Climatic data are variable. With rainfall data, some days are dry, i.e. zero rainfall, while others have large amounts of rain. Temperatures fluctuate, both within the day and between days. In the example shown here, we have daily and monthly sunshine data. Just from the first few rows of the daily data we see some days have no sun (zero values) while others have sun.

It is useful to have summary values for the variation in the same way as the mean, minimum and maximum are summaries of location. The most commonly used summary is the standard deviation (which is the square root of the variance). The COMET course called Introduction to Statistics for Climatology gives the formula and shows the calculation, for those who find this useful. Here we assume your software will do the calculations, so we concentrate on its interpretation and use.

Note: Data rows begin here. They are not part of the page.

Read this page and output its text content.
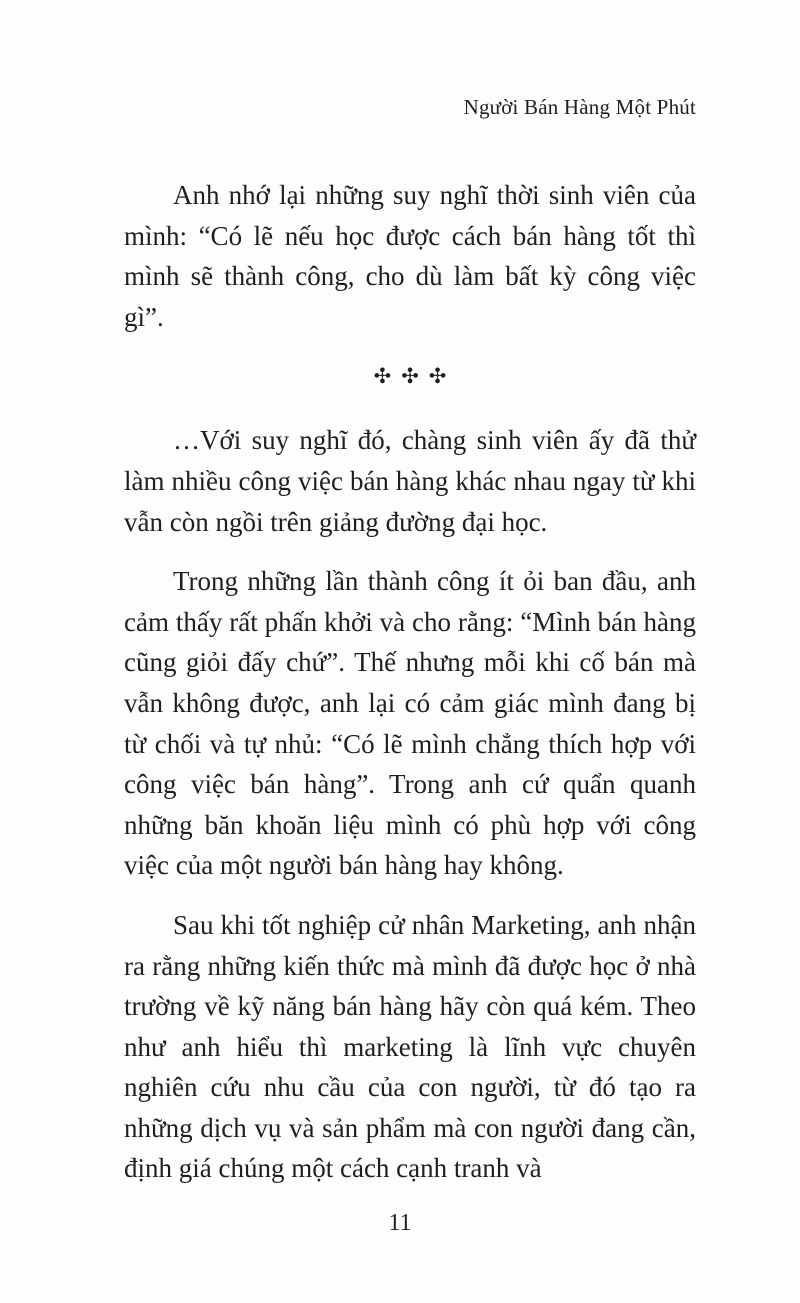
Người Bán Hàng Một Phút

Anh nhớ lại những suy nghĩ thời sinh viên của mình: “Có lẽ nếu học được cách bán hàng tốt thì mình sẽ thành công, cho dù làm bất kỳ công việc gì”.

✣✣✣

…Với suy nghĩ đó, chàng sinh viên ấy đã thử làm nhiều công việc bán hàng khác nhau ngay từ khi vẫn còn ngồi trên giảng đường đại học.

Trong những lần thành công ít ỏi ban đầu, anh cảm thấy rất phấn khởi và cho rằng: “Mình bán hàng cũng giỏi đấy chứ”. Thế nhưng mỗi khi cố bán mà vẫn không được, anh lại có cảm giác mình đang bị từ chối và tự nhủ: “Có lẽ mình chẳng thích hợp với công việc bán hàng”. Trong anh cứ quẩn quanh những băn khoăn liệu mình có phù hợp với công việc của một người bán hàng hay không.

Sau khi tốt nghiệp cử nhân Marketing, anh nhận ra rằng những kiến thức mà mình đã được học ở nhà trường về kỹ năng bán hàng hãy còn quá kém. Theo như anh hiểu thì marketing là lĩnh vực chuyên nghiên cứu nhu cầu của con người, từ đó tạo ra những dịch vụ và sản phẩm mà con người đang cần, định giá chúng một cách cạnh tranh và

11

Our initial data, as before, are the daily and monthly sunshine records:

Daily sunshine hours Monthly summaries from the daily data
Daily sunshine hours
Monthly summaries from the daily data

It is easy to calculate any summaries you wish, but they are not always useful. Start with the daily data. The minimum for the sunshine is clearly 0, and the maximum will be a completely sunny day. For Frankfurt the maximum day length is just less than 17 hours, so calculating the maximum from the data of 16.2 hours, seems both reasonable and obvious. That is useful to calculate, if only to check that it is not longer than the longest day length.

The mean will be roughly in the middle. Do you think it is likely to be more, or less, than 8 hours (halfway between the minimum and maximum?) And roughly how large to you think the standard deviation is?

Is it roughly

  1. 1 hour,
  2. 5 hours,
  3. 12 hours,
  4. 25 hours,
  5. 144 hours, or
  6. Impossible to say?

Calculate it first.

Well the standard deviation is sort of a typical distance from the middle. If the middle is 8hrs sunshine per day, then the maximum distance from the middle is 8 hours (either 0 or 16), and hence a typical – unsurprising distance is 4 hours.

The exact answer is calculated as 4.4 hours. So the simple idea is that the standard deviation is roughly a quarter of the range. Usually it is, as in this case, slightly larger than that.

The data are skew, and the mean is 4.9 hours per day, partly because you can have zero or small values right through the year, but large values, more than 12 hours are limited to the summer months. However, more important, is the notion that reporting the mean as 4.9 hours is a useful summary, but there is no real value in knowing that the standard deviation of these daily data is 4.4 hours.

So why might the mean be useful? If the mean, from the daily data, is 4.94 hours, then, in a year, there is an average of 4.94 * 365.25 = 1804 hours of sun. So, with solar energy, that could be a useful figure to evaluate, on average, roughly the electricity to be generated.

So why do we claim the standard deviation of the Frankfurt daily data isn’t useful in the same way? To help with the answer we first calculate a standard deviation that could be useful. We have the monthly summary data for Frankfurt and use it to calculate the annual totals. The results are shown below.

Now calculate the summaries from these total values. The mean is 1804, as before1. The minimum is 1543 hours, and the maximum is 2255 hours. So, we expect the standard deviation to be close to ¼ of the range, so close to 178. The calculated value is 145hrs2. This could be a very useful summary of the amount of variation in the solar energy from year to year.

First lines from monthly sunshine data Annual totals
First lines from monthly sunshine data
Annual totals

These data are all time series. The analysis of time series often starts by splitting the data into the trend, the seasonality and the residual. There is a lot of seasonality in the Frankfurt sunshine data, and hence the standard deviation of the daily data is a mixture of the known variation (mainly seasonality and the unknown residual variation. The annual data above, has got rid of the seasonal effect. For the monthly data, we could also find useful standard deviations by analysing each month separately.

Variation of the data. Useful to understand what the standard deviation is all about. But need to take out the variation you know about – seasonal variation. Variation within the season. Variation of daily values in the month.


1 The fact that the sum of the (daily) means is the same as the mean of the annual totals is another attractive property of taking means. You can’t do the same with medians or other percentage points.


2 So, it is roughly a quarter of the range, but, from the rough “rule of thumb” we might have expected the standard deviation to be slightly larger – or the range to be smaller. When there is a surprise, it is usually useful to examine individual values. Here we see the largest value, in 2003, of 2255 hours is much larger than the second highest - which is 2041 hours, and is the only other year with more than 2000 hours. Without the 2255, a quarter of the range would be 125 hours – so a bit less than the standard deviation. Investigating further we find that June to August 2003 is remembered as having a serious heatwave.